The Ivy’s Barbed Embrace
Thousands of American Jewish households were on edge this month awaiting a special guest. No, it wasn’t Elijah the Prophet. It was the college admissions office. Will Chloe and Jonah be headed for Princeton next fall? Or have they set their sights on Harvard? Yale? The University of Michigan, or is it Wellesley? What about Bowdoin? Bowdoin?!
While the future collegians of America — and their parents — fret and fume, the more seasoned citizenry among us watch with something approaching amazement. It wasn’t so long ago that our decision of where to go to school had less to do with aspiration than it did with geography or the G.I. Bill, with finances or the unpleasant reality of quotas. But these days, that all seems as antiquated as a rotary telephone. There’s little, if anything, stopping our children from going wherever they please. That’s very good news, I suppose, a testament to the freedom, abundance, bounty and expansiveness of America; you might even call it the quintessential American Jewish success story.
And yet, that success has come at considerable cost, especially for those American Jews who had the exceptional good fortune back in the day to attend an Ivy League or Seven Sisters school. There they “encountered a world as different from the one [they] had always known… transported there on a magic carpet instead of in a drab day-coach of the Boston & Albany Railroad,” or so recalled Ruth Sapin, a Hoosier who attended Wellesley prior to World War I.
In the absence of a Center for Jewish Life, a Hillel or a Chabad house, the collegiate experiences of these Jewish undergraduates were often rocky, even hurtful.
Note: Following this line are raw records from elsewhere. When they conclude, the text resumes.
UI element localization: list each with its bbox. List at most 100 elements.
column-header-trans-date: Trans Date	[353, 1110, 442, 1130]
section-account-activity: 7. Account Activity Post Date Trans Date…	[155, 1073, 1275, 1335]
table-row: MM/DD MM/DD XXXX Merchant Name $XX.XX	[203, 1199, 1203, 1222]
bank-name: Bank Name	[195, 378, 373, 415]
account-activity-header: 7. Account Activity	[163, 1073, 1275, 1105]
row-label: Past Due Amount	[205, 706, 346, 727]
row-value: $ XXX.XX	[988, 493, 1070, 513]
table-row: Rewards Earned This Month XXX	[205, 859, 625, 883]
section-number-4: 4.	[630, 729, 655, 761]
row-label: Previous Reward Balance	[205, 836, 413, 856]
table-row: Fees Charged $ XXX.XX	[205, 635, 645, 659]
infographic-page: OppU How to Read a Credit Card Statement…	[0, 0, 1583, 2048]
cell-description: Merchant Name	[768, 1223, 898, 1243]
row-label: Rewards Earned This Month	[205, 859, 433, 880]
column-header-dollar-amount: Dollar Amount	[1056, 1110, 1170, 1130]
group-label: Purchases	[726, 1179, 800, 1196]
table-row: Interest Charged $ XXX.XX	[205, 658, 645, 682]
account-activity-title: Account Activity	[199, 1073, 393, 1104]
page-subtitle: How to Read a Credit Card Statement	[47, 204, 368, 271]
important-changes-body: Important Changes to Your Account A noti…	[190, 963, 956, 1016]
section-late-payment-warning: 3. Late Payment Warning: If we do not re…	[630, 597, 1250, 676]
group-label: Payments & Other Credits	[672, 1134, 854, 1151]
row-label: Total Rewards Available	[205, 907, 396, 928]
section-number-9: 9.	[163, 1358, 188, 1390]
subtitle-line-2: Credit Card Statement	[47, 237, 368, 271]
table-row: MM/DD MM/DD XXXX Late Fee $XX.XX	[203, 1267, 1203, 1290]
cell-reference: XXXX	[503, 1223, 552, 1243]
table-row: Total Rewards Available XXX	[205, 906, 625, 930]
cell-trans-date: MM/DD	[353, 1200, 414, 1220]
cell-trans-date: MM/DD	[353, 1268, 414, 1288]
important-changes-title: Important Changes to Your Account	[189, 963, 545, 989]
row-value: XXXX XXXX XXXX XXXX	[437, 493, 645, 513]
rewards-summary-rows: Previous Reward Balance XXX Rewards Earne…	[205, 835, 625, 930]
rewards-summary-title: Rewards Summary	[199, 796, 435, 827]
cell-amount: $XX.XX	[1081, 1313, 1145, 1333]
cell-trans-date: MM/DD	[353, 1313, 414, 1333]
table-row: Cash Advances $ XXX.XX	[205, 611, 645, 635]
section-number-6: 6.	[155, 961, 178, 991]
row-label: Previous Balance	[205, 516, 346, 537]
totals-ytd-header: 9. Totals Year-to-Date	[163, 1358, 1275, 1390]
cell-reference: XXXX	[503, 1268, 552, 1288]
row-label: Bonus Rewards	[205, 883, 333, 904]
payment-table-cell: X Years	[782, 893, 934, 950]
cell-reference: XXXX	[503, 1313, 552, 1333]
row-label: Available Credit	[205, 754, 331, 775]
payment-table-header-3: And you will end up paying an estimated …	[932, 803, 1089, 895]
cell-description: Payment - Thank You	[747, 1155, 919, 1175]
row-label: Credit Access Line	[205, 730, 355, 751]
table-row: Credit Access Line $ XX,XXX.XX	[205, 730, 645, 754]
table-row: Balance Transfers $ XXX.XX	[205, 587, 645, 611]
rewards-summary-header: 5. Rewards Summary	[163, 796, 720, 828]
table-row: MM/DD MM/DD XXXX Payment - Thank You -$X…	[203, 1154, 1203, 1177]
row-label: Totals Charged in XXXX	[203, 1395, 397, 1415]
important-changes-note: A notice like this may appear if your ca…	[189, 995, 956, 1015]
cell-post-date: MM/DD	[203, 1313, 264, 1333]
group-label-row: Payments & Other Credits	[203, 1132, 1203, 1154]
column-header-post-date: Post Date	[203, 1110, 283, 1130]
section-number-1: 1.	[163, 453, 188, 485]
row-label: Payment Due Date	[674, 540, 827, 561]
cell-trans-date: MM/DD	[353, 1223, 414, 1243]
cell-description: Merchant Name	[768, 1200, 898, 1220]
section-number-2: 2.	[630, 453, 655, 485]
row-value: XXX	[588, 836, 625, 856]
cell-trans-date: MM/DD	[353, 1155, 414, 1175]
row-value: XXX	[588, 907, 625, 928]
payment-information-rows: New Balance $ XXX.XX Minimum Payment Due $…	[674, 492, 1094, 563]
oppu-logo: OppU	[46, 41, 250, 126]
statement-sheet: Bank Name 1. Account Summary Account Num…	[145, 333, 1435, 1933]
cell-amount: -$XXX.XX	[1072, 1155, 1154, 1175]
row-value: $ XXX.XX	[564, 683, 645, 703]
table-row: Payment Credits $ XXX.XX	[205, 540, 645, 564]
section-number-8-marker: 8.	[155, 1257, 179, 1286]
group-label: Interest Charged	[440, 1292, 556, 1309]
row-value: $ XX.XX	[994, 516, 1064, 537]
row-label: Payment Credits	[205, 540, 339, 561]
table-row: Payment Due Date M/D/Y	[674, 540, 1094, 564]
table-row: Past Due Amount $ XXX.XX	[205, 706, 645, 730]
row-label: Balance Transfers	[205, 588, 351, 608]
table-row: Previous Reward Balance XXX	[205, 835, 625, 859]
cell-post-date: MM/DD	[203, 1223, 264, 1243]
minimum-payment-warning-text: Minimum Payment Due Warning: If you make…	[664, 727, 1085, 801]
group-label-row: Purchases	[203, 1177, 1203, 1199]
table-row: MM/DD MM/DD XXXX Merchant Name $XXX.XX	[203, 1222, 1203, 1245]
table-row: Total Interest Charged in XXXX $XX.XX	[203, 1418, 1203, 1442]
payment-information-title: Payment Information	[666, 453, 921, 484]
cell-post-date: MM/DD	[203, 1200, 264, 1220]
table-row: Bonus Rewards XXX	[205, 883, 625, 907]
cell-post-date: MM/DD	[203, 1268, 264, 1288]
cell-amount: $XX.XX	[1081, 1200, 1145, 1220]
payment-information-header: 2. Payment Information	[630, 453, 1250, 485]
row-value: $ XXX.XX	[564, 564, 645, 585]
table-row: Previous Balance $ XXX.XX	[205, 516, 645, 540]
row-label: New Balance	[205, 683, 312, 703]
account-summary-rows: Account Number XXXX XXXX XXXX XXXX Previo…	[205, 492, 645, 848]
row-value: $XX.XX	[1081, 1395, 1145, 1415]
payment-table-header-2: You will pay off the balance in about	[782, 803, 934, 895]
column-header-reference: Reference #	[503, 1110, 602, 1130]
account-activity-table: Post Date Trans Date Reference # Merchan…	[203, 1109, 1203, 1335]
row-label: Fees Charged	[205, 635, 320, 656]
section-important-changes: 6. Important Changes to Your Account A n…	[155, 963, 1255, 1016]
For one thing, numbers were not on their side. When Sapin attended Wellesley, a college she chose “out of photographs in a woman’s magazine,” she was one of only 30 Jewish students among a population of 1,400. Things were only marginally better elsewhere. At Princeton, where the “aim,” explained one contemporary in 1910, “was homogeneity,” the combined presence of Jews and Catholics accounted for just 6% of the freshman class.
Although Sapin, the daughter of Lithuanian immigrants, liked to think that she and her small band of confreres were treated “just like everybody else even though our names aren’t Cabot or Lowell or Lodge,” she reluctantly came to acknowledge a different reality. “Well, not exactly like, I had to admit to myself,” she wrote in a reminiscence of her college days. “No matter what their popularity or ability, Jewesses were never elected to high office” nor did they ever receive a sorority “bid,” and visits to the homes of non-Jewish friends were not nearly as frequent, as “matter of course,” as weekends spent in the company of Jewish ones.
More revealingly still, Sapin was surprised to find that many of her classmates had never before met a real-live Jewish person. “When I first came to college,” she wrote to her parents, “it startled me to meet up with girls from remote Yankee homes who had known no Jews outside the Bible!” They half expected Sapin, she wrote, to “heave a water jug to my shoulders and stride barefoot down the road singing something out of the Psalms.”
Trying valiantly to cut a different kind of figure, one more in tune with Walter Pater’s admonition to “burn with a hard gem-like flame” than with anything found in Psalms, Sapin had very little to do with Jewish life per se. That would soon change, the catalyst an invitation she received from the Harvard Menorah Society to a lecture and reception at the Phillips Brooks House. Impressed by its handsome seal and the quality of the paper on which it was printed — the invitation “had distinction,” she said — Sapin came to know a Harvard group of young men (her future husband, Henry Hurwitz, among them) who took a different tack when responding to the twin challenges of being a Jewish undergraduate.
Instead of pretending to be a Cabot or a Lowell or a Lodge, these Harvard undergraduates embraced their Jewishness, vowing “to accept ourselves — even more perhaps to find ourselves — as Jews in the modern world, without ghettoism and yet with a certain distinction.” Toward that end, they formed the Harvard Menorah Society in 1906. Modeled after the Cercle Français or the Deutscher Verein, this organization sought to engage intellectually with Jewish history and culture even as it provided a socially acceptable basis for confraternity and collegiality. At a time when antisemitic sentiments were commonly heard on university campuses throughout the nation, and even Harvard’s esteemed president, Charles Eliot, was given to grave doubts about the assimilability of the Jews — as a group, they lacked “physical prowess,” he averred — this took some doing. It wasn’t easy to defy stereotypes, to subvert notions of clannishness, to “write poetry, read Verlaine but remember the Friday night candles,” as Harvard undergraduate Harry Starr poignantly wrote to a friend, making a virtue of cultural synthesis. But it wasn’t for want of trying.
Much as we sat around the Seder table this Passover, recalling our ancient past, we’d do just as well, I think, to recall the Harvard Menorah Society and the efforts of earlier generations of Jewish collegians to do right by their Jewishness as well as their studies. After all, it’s thanks in large measure to them that Chloe and Jonah and thousands of other contemporary American Jewish young men and women feel at home in the groves of academe.